Dans vos écrits, vous avez rarement parlé de l’éducation alors que vous êtes voisin de l’ENSK (Ecole normale supérieure de Koudougou). Est-ce parce que ce domaine est moins important pour vous ?

Non, ce domaine est très important, parce qu’avec des analphabètes, on ne peut pas faire le développement. Il y a un certain niveau intellectuel qui est nécessaire. Je n’en ai peut-être pas parlé. Mais on ne peut pas parler de tout. Je n’ai pas beaucoup parlé de santé non plus. Je n’ai pas aussi parlé des affaires sociales sauf là où je suis engagé. L’éducation est nécessaire et difficile pour le pays, parce qu’il n’y a pas beaucoup d’argent et le peu disparaît dans les poches des gens.
Mais qu’est-ce que vous voulez ? tout le monde veut devenir instituteur et une fois qu’on le devient, on dit qu’on ne gagne pas assez. On devrait faire comme en Chine, où il y a eu des infirmiers aux pieds nus. Ainsi, on pourrait avoir aussi des instituteurs aux pieds nus ici au Burkina.

C’est-à-dire ?

C’est-à-dire des gens dévoués pour apprendre aux enfants à lire et à écrire pour peu de salaire.

Le Burkina Faso a engagé un programme décennal de l’éducation de base. Comment appréciez-vous ce programme ?

Moi, j’ai vu beaucoup de programmes ici, mais j’attends la réalisation. Il y a quand même des progrès qui sont faits dans l’enseignement. Il y a par exemple beaucoup plus d’écoles secondaires. On voit naître quand même une classe moyenne, qui, si elle ne trouve pas de travail, peut prendre elle-même des initiatives.
Si je regarde à Ouaga, combien d’initiatives sont prises par les Africains pour des affaires, des commerces ? C’est incroyable. Si le gouvernement pouvait créer des conditions propices, le pays décollerait. Il y a 30 ans, à Ouaga, réparer une montre n’était presque pas possible. Maintenant vous pouvez faire réparer tout. Tout y est. On peut acheter tout.

L’année 2004 a été aussi marquée par la lutte unitaire des syndicats pour une augmentation de salaire. Le gouvernement a fait une augmentation de 4 à 8%, mais les syndicats ne sont pas contents et veulent continuer la lutte. Quel commentaire faites-vous ?
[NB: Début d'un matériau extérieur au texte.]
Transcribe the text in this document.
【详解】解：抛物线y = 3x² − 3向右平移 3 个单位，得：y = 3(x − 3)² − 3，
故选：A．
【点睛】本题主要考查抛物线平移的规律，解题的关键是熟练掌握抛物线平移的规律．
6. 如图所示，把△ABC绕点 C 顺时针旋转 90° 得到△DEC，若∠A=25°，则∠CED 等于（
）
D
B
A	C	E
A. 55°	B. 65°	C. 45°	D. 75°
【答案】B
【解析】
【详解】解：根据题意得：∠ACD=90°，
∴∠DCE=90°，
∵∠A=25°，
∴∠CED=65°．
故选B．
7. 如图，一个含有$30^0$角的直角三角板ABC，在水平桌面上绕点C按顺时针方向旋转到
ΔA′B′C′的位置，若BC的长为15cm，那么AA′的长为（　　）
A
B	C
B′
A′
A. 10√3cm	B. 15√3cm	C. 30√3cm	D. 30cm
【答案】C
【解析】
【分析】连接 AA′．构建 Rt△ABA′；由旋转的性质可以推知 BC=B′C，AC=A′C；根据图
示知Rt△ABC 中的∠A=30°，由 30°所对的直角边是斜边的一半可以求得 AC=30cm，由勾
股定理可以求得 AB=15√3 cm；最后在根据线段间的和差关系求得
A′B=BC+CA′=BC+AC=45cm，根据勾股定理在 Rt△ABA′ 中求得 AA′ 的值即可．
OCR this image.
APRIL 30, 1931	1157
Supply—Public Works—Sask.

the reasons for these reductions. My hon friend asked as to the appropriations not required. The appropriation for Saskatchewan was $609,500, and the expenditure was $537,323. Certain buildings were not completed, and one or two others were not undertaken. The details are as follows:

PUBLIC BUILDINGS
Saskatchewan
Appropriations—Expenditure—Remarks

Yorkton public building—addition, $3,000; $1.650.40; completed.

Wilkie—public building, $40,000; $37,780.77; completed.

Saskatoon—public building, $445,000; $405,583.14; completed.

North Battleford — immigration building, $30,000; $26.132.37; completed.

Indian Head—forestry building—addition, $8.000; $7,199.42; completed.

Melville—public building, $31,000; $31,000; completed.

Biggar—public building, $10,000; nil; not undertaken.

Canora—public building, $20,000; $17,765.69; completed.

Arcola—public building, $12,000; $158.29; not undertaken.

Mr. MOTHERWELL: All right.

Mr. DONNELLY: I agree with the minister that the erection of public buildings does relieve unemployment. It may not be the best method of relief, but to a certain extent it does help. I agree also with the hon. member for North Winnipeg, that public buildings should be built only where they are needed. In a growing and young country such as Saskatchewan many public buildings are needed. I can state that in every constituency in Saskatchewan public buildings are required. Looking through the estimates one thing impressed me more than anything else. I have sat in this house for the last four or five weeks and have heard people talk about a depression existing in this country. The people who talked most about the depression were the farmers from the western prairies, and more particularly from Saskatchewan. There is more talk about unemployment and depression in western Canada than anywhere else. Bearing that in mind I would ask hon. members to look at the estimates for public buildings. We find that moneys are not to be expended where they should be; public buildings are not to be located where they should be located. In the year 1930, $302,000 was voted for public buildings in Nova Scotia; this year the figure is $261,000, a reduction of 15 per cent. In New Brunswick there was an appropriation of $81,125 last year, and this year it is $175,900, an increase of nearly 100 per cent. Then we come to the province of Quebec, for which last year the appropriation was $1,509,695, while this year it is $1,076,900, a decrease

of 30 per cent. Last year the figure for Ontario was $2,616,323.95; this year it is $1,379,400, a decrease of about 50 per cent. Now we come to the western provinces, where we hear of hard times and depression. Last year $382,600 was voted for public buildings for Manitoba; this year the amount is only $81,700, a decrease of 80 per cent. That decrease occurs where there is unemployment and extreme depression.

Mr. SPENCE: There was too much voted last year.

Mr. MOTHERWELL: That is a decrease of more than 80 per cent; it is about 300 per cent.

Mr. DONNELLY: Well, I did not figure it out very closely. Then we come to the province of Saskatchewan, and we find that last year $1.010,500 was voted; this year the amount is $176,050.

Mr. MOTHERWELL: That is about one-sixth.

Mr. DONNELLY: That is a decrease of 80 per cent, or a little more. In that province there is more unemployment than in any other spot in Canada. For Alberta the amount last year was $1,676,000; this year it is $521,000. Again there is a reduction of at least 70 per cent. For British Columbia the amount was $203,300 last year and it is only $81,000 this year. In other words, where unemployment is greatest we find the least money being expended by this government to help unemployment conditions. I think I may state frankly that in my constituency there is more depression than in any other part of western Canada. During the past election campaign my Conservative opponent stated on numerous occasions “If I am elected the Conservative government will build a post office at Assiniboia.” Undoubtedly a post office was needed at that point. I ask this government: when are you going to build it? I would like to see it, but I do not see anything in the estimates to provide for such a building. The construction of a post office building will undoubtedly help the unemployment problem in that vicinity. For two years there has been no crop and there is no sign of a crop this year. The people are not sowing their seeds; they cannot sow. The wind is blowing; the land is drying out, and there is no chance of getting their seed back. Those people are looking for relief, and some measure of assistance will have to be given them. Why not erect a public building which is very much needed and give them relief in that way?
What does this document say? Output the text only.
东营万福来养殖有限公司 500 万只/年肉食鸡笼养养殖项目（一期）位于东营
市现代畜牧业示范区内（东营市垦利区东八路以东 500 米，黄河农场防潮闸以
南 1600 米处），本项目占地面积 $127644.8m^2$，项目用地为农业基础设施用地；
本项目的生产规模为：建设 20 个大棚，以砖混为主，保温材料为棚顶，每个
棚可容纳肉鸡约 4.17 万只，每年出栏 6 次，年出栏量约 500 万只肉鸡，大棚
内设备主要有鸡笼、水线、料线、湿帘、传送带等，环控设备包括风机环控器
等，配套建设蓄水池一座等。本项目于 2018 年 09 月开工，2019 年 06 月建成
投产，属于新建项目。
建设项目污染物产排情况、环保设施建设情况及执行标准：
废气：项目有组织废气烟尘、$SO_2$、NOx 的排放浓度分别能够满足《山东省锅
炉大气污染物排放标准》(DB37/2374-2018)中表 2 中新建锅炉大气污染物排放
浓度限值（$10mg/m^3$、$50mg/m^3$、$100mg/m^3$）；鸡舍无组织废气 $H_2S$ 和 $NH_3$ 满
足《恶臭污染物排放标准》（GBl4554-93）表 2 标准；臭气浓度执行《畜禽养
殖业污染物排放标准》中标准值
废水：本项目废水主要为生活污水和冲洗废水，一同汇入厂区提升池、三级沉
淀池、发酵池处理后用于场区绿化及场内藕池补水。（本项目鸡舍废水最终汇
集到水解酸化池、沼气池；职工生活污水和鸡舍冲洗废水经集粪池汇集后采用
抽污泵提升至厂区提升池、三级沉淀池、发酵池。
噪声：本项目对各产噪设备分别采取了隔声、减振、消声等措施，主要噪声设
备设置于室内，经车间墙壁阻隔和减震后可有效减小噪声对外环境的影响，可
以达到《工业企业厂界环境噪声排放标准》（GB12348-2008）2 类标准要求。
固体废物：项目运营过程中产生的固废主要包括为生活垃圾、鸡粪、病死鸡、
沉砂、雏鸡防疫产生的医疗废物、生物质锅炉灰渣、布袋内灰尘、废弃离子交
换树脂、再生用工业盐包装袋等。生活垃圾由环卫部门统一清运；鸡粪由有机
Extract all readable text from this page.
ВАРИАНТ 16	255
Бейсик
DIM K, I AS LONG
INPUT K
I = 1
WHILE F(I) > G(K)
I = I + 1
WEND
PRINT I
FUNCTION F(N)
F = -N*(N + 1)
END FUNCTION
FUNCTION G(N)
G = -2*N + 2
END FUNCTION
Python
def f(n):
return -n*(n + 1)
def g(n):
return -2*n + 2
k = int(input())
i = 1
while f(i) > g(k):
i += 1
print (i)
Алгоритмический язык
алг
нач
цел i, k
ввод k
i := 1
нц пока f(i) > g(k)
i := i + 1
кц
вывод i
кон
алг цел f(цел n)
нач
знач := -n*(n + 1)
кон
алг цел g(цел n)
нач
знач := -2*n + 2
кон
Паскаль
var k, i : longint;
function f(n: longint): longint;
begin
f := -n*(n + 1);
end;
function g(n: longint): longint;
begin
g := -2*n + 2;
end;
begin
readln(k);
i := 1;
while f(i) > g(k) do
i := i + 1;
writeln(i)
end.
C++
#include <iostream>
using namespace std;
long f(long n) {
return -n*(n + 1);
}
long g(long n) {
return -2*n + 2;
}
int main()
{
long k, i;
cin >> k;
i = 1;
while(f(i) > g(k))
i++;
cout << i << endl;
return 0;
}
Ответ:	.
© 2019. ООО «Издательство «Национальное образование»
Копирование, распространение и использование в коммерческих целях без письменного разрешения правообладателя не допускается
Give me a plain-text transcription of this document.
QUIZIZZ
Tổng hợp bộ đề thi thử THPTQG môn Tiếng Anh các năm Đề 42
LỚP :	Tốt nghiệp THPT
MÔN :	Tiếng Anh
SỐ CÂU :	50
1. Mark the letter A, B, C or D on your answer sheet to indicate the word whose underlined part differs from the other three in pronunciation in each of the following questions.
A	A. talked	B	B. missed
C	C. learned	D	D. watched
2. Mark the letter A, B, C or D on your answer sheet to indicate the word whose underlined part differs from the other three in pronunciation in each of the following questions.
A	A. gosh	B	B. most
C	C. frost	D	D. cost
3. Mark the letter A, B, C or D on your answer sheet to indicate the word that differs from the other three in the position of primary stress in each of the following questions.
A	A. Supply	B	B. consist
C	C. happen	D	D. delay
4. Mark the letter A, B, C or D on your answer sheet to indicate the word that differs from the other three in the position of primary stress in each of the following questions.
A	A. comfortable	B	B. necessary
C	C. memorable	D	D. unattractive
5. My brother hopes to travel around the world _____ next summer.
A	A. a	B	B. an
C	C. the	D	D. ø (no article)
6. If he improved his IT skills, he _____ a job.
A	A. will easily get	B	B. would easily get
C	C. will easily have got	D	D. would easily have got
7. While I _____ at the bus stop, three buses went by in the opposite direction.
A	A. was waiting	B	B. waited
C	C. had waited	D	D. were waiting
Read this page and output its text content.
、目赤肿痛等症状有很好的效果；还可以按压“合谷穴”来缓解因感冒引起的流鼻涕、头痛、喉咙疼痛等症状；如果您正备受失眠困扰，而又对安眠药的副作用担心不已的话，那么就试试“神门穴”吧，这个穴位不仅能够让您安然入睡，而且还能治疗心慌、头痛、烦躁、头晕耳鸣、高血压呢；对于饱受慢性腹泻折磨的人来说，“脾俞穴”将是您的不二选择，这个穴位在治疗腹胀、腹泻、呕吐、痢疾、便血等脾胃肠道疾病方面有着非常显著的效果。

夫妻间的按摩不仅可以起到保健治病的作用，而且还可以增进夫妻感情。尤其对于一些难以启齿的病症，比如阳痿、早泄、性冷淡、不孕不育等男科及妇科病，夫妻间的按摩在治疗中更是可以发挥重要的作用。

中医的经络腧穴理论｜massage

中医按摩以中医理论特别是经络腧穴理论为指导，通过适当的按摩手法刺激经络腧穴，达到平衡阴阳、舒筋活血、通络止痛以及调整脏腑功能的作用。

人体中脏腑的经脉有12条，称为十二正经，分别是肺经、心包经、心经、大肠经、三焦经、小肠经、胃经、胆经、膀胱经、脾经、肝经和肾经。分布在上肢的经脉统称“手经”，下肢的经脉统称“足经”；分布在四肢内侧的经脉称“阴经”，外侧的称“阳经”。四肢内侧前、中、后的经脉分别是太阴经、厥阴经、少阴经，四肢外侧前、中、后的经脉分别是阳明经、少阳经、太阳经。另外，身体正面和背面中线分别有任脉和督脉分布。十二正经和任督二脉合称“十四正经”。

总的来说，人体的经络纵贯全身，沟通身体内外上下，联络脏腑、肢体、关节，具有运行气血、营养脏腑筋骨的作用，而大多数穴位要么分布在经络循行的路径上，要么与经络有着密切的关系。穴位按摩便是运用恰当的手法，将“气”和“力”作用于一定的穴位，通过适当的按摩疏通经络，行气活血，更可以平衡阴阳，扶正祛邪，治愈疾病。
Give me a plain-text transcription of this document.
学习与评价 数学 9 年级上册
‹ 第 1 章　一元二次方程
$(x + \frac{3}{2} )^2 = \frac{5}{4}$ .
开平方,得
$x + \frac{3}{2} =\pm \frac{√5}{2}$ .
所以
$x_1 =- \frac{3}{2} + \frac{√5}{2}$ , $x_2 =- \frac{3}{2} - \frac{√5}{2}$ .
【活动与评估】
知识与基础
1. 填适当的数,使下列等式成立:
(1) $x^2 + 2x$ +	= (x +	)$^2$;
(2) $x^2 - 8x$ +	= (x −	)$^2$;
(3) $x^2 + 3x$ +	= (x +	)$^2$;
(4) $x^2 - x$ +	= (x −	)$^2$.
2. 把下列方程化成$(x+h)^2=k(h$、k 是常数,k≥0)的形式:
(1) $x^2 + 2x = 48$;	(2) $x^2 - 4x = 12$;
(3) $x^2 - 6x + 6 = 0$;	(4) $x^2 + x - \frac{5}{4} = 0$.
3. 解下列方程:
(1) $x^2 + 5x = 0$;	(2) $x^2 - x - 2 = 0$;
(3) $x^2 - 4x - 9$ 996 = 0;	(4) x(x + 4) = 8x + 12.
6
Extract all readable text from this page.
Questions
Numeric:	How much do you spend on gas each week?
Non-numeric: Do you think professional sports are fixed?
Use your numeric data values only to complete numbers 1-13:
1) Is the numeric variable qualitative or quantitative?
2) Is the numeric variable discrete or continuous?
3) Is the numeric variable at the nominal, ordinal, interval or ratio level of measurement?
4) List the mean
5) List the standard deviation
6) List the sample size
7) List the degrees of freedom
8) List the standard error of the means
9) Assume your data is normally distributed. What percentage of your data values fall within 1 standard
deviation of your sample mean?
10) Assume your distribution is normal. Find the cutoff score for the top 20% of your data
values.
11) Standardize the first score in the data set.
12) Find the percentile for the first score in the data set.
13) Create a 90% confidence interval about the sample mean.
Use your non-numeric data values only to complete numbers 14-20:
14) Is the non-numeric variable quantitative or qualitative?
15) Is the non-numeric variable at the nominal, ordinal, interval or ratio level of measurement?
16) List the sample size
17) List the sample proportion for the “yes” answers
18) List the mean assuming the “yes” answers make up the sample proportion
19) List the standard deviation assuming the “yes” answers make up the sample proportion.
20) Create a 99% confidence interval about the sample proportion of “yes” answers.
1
Ils ont raison de ne pas être contents. Ici à Koudougou, les travailleurs de Faso Fani n’ont toujours pas perçu leurs droits et cela depuis 3 ans. Je dis que vous avez le gouvernement que vous méritez. Dans tous les pays, c’est pareil.
Vous voulez de l’argent et vous avez raison. Mais qu’est-ce que vous faites vous-mêmes contre la corruption ?
Moi je n’ai pas encore entendu dire que parmi les syndicats, il y a des gens qui luttent contre la corruption. La corruption est la première chose qui nous casse. Le syndicat connaît cela très bien. Mais si c’est pour exiger et non pas pour travailler, je dis : vous êtes à côté de la plaque. Je suis très content qu’ils aient des syndicats et qu’il y ait une certaine force. Mais ils doivent revoir leur manière de faire.
Qu’est-ce qu’ils font pour que leurs membres travaillent pour le développement, qu’ils travaillent honnêtement ? Ce sont mes questions à moi. Je n’ai jamais entendu dire qu’un syndicat a incité ses membres à travailler sérieusement, à ne pas être corrompus. Non ! On exige, on exige. On exige du gouvernement et en même temps, on veut du gouvernement. Qu’est-ce que vous voulez qu’on fasse ?
Ceux qui sont plus forts, ils ne souffrent pas. Moi, je n’ai pas encore vu un ministre souffrir parce qu’il ne gagne pas assez ; le député, c’est la même chose.
Pour le travail, vous savez qu’il y a beaucoup de gens qui ne font rien, absolument rien. Ils crient maintenant pour qu’on augmente le salaire. Je suis d’accord le salaire est bas et qu’il devrait augmenter. Mais si on accepte la corruption dans le pays, on paie aussi pour la corruption. C’est clair.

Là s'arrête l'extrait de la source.